ICE is an organisation used by the DWP to deal with claimant’s complaints against the DWP. This is the next step when a claimant has exhausted the DWP’s internal complaints procedure and is still not satisfied with the response given.
Complaints against the DWP can be for various reasons including and not excluding others;
A failure by the DWP to follow proper procedures
Excessive payment delays for benefits
Sub standard customer service given to claimants.
It’s also noted that there has been a 17% increase in the number of complaints made to ICE in the year 2021to March 2022.
In itself may not be seen as a huge increase, however it is an increase and should be dealt with in the utmost urgency
However the huge increase in complaints arises in the proportion of cases that ICE has agreed to look into. This has increased by an astonishing 68% in the last year.
This therefore means that ICE is receiving a huge increase in complaints where it believes that there is a case to answer than in previous years.
As a result of this increase there are now 1,249 cases waiting for an ICE investigator to be allocated. The average time for a complaint to be dealt with currently takes is 53 weeks,so in total this means that it takes over a year before an investigation begins.

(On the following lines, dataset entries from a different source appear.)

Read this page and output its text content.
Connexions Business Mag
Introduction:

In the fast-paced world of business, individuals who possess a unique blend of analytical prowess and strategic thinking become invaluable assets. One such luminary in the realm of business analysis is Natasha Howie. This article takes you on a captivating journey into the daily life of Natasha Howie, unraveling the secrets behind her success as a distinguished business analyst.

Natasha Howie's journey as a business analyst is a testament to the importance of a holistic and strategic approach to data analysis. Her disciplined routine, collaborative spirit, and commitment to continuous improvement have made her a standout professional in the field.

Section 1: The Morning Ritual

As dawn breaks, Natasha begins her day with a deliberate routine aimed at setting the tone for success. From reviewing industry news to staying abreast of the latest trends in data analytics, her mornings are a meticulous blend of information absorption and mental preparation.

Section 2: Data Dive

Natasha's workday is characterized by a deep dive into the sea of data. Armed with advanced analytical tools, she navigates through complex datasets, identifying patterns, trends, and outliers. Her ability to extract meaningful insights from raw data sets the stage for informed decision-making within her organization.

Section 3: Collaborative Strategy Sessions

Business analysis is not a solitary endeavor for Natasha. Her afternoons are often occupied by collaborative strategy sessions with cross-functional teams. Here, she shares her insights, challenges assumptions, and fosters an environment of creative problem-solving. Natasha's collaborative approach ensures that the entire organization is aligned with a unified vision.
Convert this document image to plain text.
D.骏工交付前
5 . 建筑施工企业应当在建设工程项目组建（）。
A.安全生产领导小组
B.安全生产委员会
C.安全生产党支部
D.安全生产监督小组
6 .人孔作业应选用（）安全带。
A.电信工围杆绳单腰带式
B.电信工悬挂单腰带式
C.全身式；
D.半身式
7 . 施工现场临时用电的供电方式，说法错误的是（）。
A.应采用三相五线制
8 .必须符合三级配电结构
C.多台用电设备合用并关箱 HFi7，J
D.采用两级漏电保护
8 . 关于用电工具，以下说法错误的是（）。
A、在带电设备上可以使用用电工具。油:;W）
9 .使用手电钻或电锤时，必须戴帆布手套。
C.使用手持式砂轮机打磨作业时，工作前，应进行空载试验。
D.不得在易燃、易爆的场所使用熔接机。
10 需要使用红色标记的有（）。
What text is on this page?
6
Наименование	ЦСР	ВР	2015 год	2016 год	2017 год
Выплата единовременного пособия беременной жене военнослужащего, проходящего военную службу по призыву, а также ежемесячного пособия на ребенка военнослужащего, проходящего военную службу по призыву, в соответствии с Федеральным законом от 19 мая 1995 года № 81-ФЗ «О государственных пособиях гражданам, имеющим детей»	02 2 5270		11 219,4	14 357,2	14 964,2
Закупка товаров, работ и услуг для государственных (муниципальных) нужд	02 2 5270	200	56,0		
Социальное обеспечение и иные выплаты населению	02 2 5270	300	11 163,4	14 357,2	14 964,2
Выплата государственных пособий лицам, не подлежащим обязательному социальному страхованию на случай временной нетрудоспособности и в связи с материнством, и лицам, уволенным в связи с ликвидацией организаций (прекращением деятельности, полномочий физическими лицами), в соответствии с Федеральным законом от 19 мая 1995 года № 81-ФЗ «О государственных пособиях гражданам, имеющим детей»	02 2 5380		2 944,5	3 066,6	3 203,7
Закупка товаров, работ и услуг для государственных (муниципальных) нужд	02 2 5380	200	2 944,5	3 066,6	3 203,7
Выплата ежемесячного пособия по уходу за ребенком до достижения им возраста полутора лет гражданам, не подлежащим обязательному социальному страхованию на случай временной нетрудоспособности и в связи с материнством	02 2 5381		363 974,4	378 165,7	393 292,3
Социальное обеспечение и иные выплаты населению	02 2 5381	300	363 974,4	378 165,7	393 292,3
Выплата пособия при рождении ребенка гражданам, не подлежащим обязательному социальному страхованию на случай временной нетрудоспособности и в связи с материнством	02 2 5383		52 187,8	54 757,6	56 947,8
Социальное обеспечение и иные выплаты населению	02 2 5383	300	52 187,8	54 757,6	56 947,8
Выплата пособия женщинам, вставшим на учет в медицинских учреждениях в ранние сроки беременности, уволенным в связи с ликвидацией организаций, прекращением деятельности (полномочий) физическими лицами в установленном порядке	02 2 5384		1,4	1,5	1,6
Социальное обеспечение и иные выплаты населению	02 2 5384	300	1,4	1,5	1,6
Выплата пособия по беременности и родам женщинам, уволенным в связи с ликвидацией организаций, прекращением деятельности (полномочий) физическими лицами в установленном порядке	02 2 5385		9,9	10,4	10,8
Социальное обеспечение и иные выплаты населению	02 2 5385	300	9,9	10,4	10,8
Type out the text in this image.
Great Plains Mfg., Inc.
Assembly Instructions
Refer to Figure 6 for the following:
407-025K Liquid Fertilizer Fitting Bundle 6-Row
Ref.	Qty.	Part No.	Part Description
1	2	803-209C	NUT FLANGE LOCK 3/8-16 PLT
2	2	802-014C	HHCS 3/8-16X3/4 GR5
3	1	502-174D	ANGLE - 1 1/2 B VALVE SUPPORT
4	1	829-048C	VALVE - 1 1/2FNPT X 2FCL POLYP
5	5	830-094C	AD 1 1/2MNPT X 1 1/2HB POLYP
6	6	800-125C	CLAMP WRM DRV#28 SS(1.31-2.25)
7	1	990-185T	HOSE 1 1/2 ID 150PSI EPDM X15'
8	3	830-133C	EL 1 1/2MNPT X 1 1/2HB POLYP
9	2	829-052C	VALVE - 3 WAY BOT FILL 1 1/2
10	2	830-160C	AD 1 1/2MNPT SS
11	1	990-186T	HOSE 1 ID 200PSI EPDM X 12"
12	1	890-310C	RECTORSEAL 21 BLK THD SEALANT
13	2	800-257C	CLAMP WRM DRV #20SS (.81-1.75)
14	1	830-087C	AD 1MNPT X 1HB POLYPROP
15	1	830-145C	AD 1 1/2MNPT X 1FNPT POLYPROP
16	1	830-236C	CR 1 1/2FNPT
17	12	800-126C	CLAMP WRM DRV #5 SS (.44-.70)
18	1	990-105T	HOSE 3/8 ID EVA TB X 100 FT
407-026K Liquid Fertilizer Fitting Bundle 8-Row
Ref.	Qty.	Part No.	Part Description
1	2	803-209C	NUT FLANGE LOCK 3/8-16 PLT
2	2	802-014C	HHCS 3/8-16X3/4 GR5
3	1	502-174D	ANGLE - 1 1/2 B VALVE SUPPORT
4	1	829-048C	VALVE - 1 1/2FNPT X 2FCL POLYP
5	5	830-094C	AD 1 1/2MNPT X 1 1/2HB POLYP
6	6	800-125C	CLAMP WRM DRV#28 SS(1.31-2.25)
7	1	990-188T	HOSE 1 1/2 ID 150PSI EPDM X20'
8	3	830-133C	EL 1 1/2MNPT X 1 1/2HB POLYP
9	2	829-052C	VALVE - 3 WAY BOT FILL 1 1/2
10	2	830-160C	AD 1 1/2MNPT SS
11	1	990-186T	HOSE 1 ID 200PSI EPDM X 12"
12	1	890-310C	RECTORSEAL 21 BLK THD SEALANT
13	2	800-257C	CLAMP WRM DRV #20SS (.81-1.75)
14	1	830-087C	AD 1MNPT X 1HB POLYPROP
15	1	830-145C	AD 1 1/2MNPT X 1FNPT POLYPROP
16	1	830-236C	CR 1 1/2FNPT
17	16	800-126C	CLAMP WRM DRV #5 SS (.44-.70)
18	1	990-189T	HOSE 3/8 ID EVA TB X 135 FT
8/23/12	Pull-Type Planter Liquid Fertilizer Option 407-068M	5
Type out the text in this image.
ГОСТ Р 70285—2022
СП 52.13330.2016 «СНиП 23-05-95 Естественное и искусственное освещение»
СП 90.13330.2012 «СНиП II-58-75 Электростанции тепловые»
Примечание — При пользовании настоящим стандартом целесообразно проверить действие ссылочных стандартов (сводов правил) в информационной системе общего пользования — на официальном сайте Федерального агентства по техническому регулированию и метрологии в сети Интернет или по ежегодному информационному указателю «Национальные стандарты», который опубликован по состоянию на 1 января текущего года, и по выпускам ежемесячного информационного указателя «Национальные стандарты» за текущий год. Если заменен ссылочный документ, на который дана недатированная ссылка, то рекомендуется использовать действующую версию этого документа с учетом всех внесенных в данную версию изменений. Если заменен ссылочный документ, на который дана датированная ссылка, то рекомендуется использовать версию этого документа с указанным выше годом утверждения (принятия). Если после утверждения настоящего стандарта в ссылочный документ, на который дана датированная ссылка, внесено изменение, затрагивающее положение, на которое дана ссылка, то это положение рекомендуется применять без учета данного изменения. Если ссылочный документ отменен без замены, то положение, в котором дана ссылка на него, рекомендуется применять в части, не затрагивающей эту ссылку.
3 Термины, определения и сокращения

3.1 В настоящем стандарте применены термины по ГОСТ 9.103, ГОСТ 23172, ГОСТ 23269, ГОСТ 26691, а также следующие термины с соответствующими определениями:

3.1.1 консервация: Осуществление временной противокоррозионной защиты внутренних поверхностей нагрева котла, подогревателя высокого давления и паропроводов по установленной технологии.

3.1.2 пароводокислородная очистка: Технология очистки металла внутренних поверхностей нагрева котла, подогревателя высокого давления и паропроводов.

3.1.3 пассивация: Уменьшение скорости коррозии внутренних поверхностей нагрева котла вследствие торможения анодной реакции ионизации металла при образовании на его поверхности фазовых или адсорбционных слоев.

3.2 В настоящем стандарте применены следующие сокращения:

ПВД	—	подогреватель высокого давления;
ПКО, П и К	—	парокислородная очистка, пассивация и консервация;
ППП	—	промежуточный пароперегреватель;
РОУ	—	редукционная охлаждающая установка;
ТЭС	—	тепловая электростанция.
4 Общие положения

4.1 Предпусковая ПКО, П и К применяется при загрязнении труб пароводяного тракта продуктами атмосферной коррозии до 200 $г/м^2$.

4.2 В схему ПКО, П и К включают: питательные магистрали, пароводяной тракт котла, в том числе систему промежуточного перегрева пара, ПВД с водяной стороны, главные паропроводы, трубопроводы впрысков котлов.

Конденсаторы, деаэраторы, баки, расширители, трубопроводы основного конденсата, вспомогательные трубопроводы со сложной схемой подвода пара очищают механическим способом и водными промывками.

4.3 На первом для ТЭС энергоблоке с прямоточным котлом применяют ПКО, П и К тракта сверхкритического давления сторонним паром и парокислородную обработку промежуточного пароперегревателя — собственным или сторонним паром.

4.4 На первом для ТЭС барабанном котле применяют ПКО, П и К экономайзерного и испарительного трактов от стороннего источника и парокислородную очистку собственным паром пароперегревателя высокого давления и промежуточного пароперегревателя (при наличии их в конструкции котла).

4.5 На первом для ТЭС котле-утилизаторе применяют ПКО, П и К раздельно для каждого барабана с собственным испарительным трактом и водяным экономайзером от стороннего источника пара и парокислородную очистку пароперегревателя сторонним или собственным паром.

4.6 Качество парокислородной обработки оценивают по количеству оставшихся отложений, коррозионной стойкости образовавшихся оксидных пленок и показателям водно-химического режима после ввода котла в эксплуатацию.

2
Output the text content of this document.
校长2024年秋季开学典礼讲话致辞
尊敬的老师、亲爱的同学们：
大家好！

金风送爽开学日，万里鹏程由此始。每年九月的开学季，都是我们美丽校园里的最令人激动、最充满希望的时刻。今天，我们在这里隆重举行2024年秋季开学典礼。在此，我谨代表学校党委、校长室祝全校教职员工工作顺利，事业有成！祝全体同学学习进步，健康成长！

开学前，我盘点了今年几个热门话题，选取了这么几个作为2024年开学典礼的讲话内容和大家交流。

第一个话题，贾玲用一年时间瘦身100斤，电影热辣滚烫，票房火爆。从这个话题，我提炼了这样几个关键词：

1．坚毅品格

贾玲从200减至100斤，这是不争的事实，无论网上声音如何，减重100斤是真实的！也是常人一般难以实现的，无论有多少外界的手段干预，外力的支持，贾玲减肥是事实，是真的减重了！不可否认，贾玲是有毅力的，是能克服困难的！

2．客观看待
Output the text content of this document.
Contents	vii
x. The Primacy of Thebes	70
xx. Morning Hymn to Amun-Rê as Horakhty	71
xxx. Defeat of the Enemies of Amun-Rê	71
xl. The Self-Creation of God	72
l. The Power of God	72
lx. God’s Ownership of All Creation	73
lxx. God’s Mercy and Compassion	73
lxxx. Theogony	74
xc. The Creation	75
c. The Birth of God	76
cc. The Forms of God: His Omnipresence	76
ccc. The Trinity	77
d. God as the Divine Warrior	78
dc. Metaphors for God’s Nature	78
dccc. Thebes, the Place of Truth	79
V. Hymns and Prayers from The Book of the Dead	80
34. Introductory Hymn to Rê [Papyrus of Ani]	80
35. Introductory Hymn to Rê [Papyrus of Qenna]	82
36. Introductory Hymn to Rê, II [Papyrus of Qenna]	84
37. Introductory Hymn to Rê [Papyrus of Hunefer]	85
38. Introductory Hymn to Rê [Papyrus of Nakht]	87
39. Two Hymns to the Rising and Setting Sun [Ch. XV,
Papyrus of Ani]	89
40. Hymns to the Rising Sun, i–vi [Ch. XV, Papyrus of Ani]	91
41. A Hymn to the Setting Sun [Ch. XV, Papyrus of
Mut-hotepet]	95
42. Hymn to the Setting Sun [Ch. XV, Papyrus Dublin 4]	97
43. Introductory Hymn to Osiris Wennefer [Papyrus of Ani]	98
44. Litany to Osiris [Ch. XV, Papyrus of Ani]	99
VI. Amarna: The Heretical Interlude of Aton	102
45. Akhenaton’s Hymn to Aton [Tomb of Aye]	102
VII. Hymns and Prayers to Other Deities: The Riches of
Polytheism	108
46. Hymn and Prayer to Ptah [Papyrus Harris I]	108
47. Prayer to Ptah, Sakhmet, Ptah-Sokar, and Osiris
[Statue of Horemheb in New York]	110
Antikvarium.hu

Personally I don’t know any person making a complaint against the DWP that can afford to wait that long albeit for financial and other complaint reasons.
It takes a great deal of courage to make a complaint against the DWP and as a result many don’t make complaints when they should do.
The complaints procedure is complex and very stressful for everyone making a complaint against the DWP and as a result it can impact a person’s health and ability to manage their daily life’s.
It comes as no surprise that legal justice that claimants are entitled to is subject to long indefensible delays without question.
It’s also noted that the DWP can make a decision to apply cruel, harsh and often unwanted sanctions on the most vulnerable and in need of help whilst their real and valid complaints.
Once again it’s one rule for claimants and yet another for their oppressors.